If there already is a plaster delamination problem caused by moisture I would not be brave enough to suggest that any magic potion alone will solve it.
The best performing surface treatments over natural earth are earth plasters, but they are prone to erosion, closely followed by lime plasters. Whitewash will also delaminate over natural earth.
Keeping most of that darn rain off with roof overhangs appropriately sized for the conditions and /or rain screens is THE surefire treatment that really works.
I really wish that there was a magic potion that really really worked. And that I had $10 for every time someone had asked me to name them one.
Graeme North Architects
49 Matthew Road
tel/fax +64 (0)9 4259305
On 4/04/2014, at 1:54 PM, Bill Christensen <lists at sustainablesources.com> wrote:
> Dang, I'm just catching up on my GSBN email tonight. Sorry we missed you! Alert me directly next time, will you?
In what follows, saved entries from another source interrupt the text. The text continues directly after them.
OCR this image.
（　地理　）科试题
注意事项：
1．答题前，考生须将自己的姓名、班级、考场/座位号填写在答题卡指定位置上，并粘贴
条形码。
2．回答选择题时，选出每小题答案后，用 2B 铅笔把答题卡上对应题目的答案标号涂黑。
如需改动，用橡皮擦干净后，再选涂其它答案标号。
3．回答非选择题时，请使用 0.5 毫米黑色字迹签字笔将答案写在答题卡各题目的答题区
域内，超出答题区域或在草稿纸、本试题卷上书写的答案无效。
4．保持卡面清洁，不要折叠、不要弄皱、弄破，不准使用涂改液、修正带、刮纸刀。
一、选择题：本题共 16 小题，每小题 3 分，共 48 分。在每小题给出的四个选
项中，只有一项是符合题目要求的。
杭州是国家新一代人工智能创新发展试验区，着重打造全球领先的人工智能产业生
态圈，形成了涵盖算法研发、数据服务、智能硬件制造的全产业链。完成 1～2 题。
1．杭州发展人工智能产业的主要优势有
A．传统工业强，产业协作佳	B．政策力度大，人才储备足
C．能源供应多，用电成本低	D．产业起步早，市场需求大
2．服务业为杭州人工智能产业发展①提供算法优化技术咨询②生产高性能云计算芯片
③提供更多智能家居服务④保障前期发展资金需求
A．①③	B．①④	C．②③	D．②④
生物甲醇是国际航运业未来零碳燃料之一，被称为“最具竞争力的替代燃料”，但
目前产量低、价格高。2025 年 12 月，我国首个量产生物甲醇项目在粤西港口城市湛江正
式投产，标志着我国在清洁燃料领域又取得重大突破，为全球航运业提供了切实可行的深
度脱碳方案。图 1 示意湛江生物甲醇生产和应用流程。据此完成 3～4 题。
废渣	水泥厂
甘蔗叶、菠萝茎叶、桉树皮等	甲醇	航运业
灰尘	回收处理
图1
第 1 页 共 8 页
> Paul Salas out of UNM told me about potassium silcate at one point, and gave me a quick demo as we passed through Santa Fe one time. He was looking into the same, and I believe he was trying to figure out if/how it was chemically changing the soil. It was definitely effective in reducing water problems - he had a small adobe that had been treated and another of the same soil which hadn't, and when he dropped them both in water the untreated one came apart. The treated one came out whole.
> I suspect a brush-on application would help the plaster hang together as a monolithic sheet. It would also reduce water infiltration, I believe. Of course, it might also reduce outfiltration... If it holds water in the untreated interior, well, I don't need to spell out for you what could result. You're a smart guy.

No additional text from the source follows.